Teaching Our Children to Honor Their Father
Father’s Day was approaching, and we had gathered with several families we know well to celebrate the fathers together. We’ve had a longstanding tradition to take a few minutes and go around the room and let each child tell something they appreciate about his or her daddy.
But this time, my stomach was in knots. My friend and her husband had had a really difficult year. He’d started his own business, and it had been all-consuming. He had seen very little of his kids or his wife. She had four small children, and it had been really hard on her. Not much help — or appreciation, affirmation, or support. It would have been easy for her to be critical of the “cost” of this venture in her life, as well as in the family life as a whole. It had been tough on their marriage and on their children.
When her four-year-old’s turn came to tell something he liked about his daddy, I was fearful about what he might say.

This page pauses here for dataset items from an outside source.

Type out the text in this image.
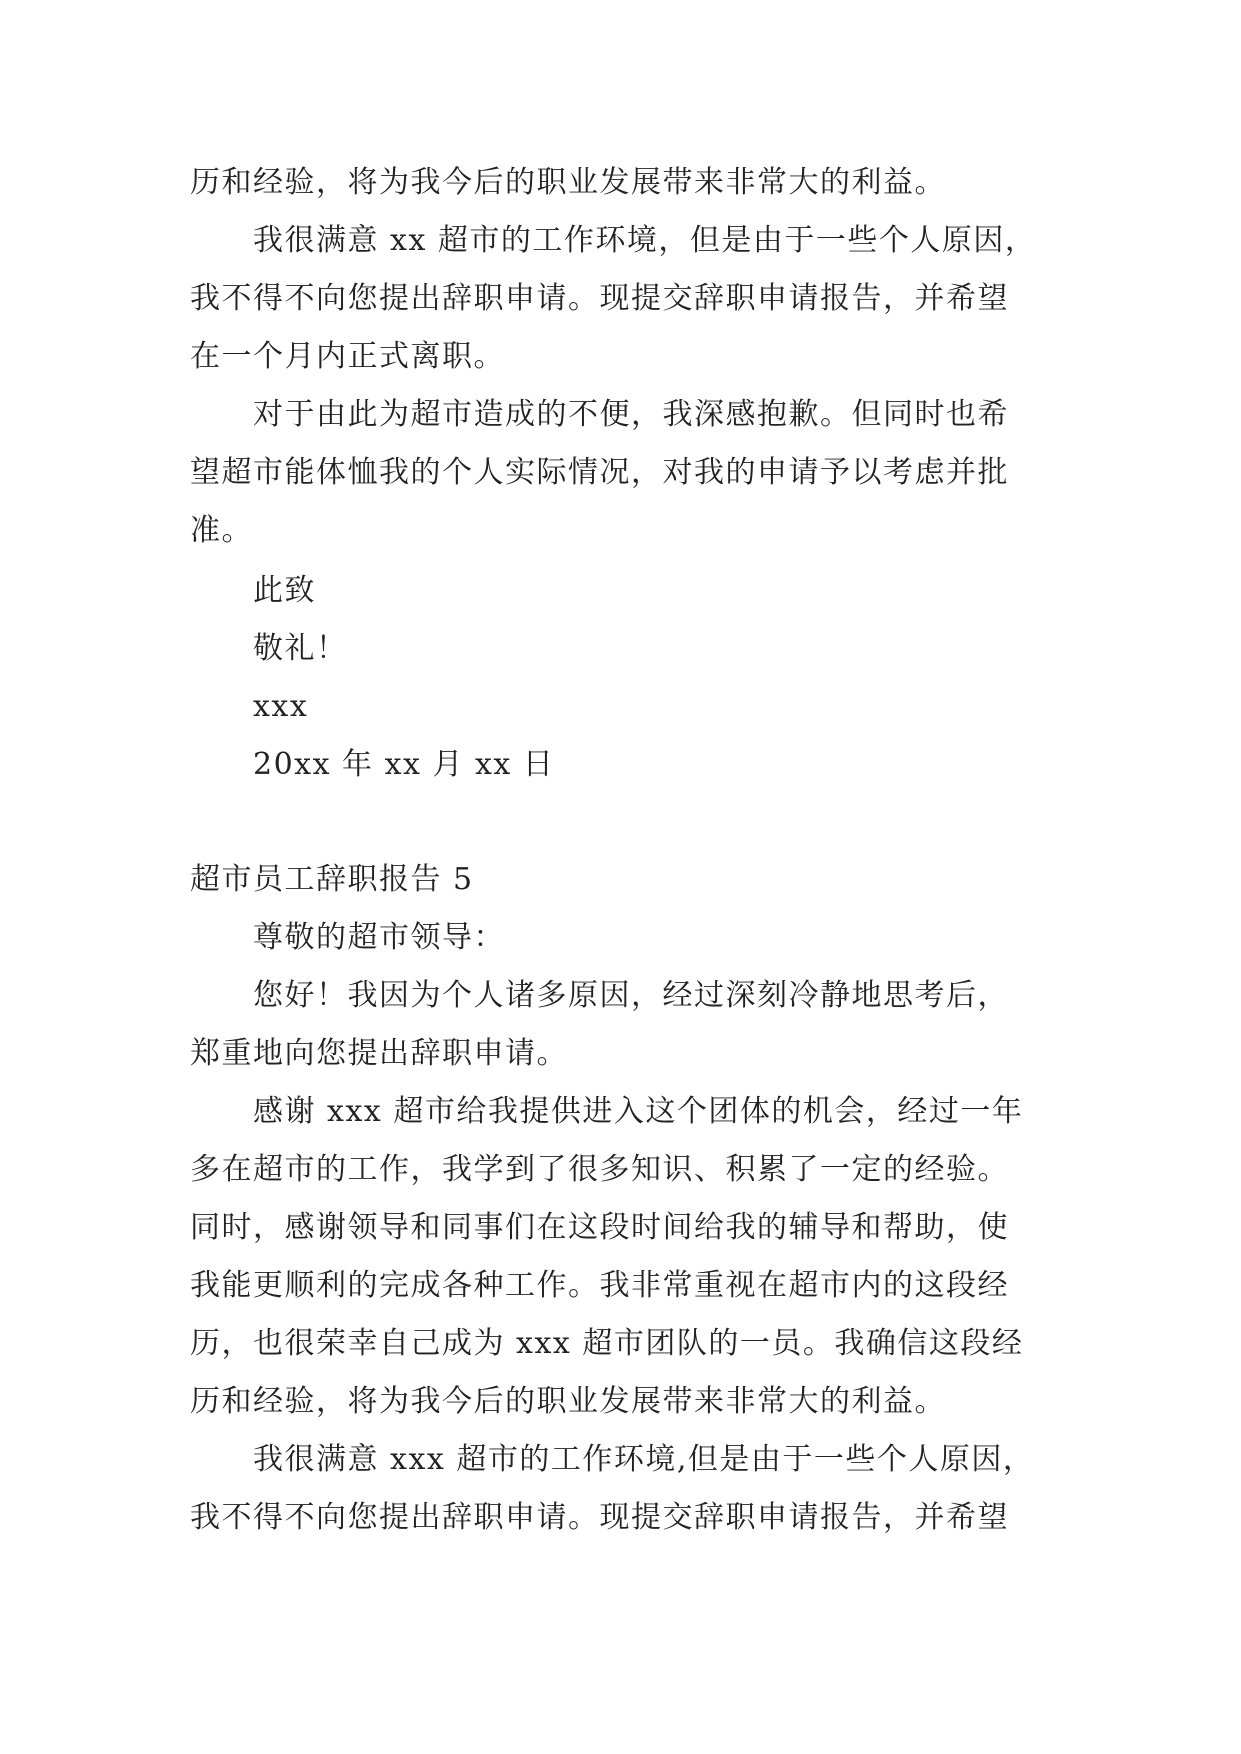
历和经验，将为我今后的职业发展带来非常大的利益。
我很满意 xx 超市的工作环境，但是由于一些个人原因，
我不得不向您提出辞职申请。现提交辞职申请报告，并希望
在一个月内正式离职。
对于由此为超市造成的不便，我深感抱歉。但同时也希
望超市能体恤我的个人实际情况，对我的申请予以考虑并批
准。
此致
敬礼！
xxx
20xx 年 xx 月 xx 日
超市员工辞职报告 5
尊敬的超市领导：
您好！我因为个人诸多原因，经过深刻冷静地思考后，
郑重地向您提出辞职申请。
感谢 xxx 超市给我提供进入这个团体的机会，经过一年
多在超市的工作，我学到了很多知识、积累了一定的经验。
同时，感谢领导和同事们在这段时间给我的辅导和帮助，使
我能更顺利的完成各种工作。我非常重视在超市内的这段经
历，也很荣幸自己成为 xxx 超市团队的一员。我确信这段经
历和经验，将为我今后的职业发展带来非常大的利益。
我很满意 xxx 超市的工作环境,但是由于一些个人原因，
我不得不向您提出辞职申请。现提交辞职申请报告，并希望
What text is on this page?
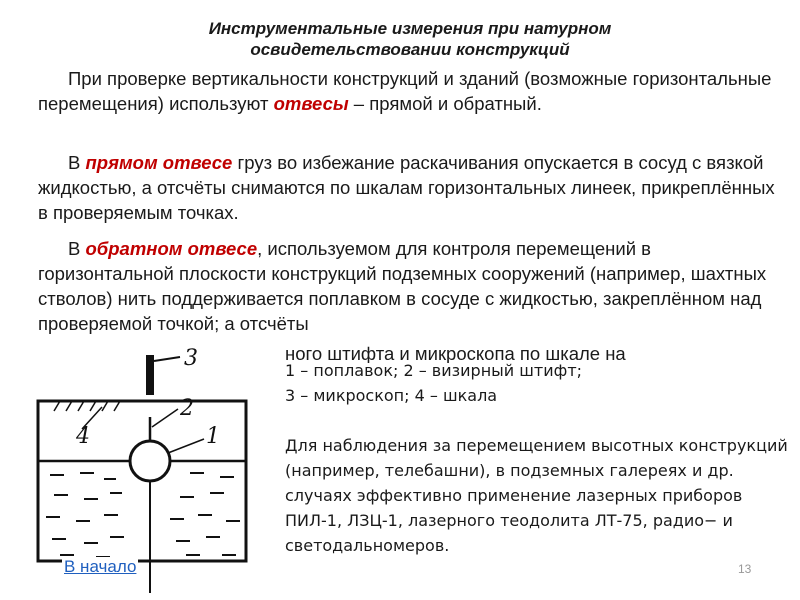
Инструментальные измерения при натурном освидетельствовании конструкций

При проверке вертикальности конструкций и зданий (возможные горизонтальные перемещения) используют отвесы – прямой и обратный.

В прямом отвесе груз во избежание раскачивания опускается в сосуд с вязкой жидкостью, а отсчёты снимаются по шкалам горизонтальных линеек, прикреплённых в проверяемым точках.

В обратном отвесе, используемом для контроля перемещений в горизонтальной плоскости конструкций подземных сооружений (например, шахтных стволов) нить поддерживается поплавком в сосуде с жидкостью, закреплённом над проверяемой точкой; а отсчёты

ного штифта и микроскопа по шкале на
3
2
1
4
1 – поплавок; 2 – визирный штифт;
3 – микроскоп; 4 – шкала
Для наблюдения за перемещением высотных конструкций (например, телебашни), в подземных галереях и др. случаях эффективно применение лазерных приборов ПИЛ-1, ЛЗЦ-1, лазерного теодолита ЛТ-75, радио− и светодальномеров.
В начало	13
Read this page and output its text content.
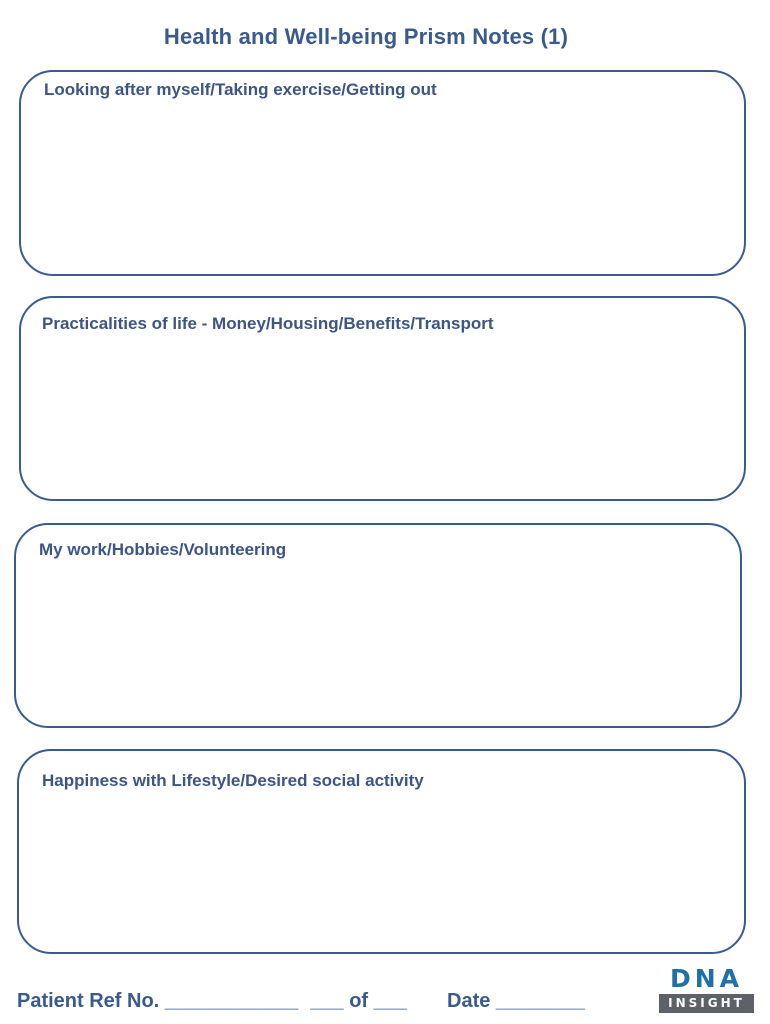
Health and Well-being Prism Notes (1)
Looking after myself/Taking exercise/Getting out
Practicalities of life - Money/Housing/Benefits/Transport
My work/Hobbies/Volunteering
Happiness with Lifestyle/Desired social activity
Patient Ref No. ____________ ___ of ___ Date ________
DNA
INSIGHT
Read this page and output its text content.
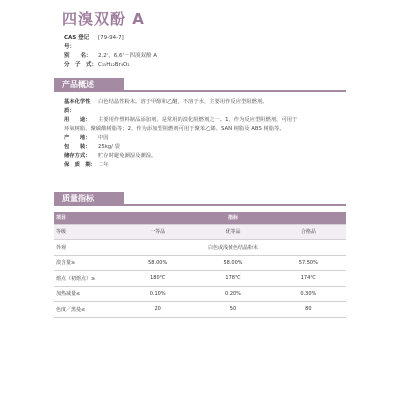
四溴双酚 A
CAS 登记号：
[79-94-7]
别　　名：	2,2'，6,6'－四溴双酚 A
分　子　式： C₁₅H₁₂Br₄O₂
产品概述
基本化学性质：
白色结晶性粉末。溶于甲醇和乙醚，不溶于水，主要用作反应型阻燃剂。
用　　途：	主要用作塑料制品添加剂，是常用的溴化阻燃剂之一。1、作为反应型阻燃剂，可用于
环氧树脂、聚碳酸树脂等；2、作为添加型阻燃剂可用于聚苯乙烯、SAN 树脂及 ABS 树脂等。
产　　地：	中国
包　　装：	25kg/ 袋
储存方式：	贮存时避免潮湿及潮湿。
保　质　期： 二年
质量指标
项目	指标		
等级	一等品	优等品	合格品
外观	白色或浅黄色结晶粉末		
溴含量≥	58.00%	58.00%	57.50%
熔点（初熔点）≥	180℃	178℃	174℃
加热减量≤	0.10%	0.20%	0.30%
色度／黑曼≤	20	50	80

I was in for a delightful surprise as he exclaimed in his little four-year-old boy voice,
“I appreciates my daddy because he works so hard so we can have food and clothes and a house and he doesn’t get to see me very much which makes him sad because he wants to play with me but he has to work hard right now so he can take care of me. “
Where did this come from? I wondered. It came from a wise woman who made a decision day in and day out over a long period to build up her husband in front of her kids. Sure, she could have been bitter, complained, and said subtle things to her children to communicate her disappointment with her husband. Even though she had some legitimate gripes, she chose instead to give them an appreciation for their dad. And in the long run, her attitude will reap great rewards.
Begin a tradition this Father’s Day of having your kids and grandkids share specific things they appreciate about these important men in their lives.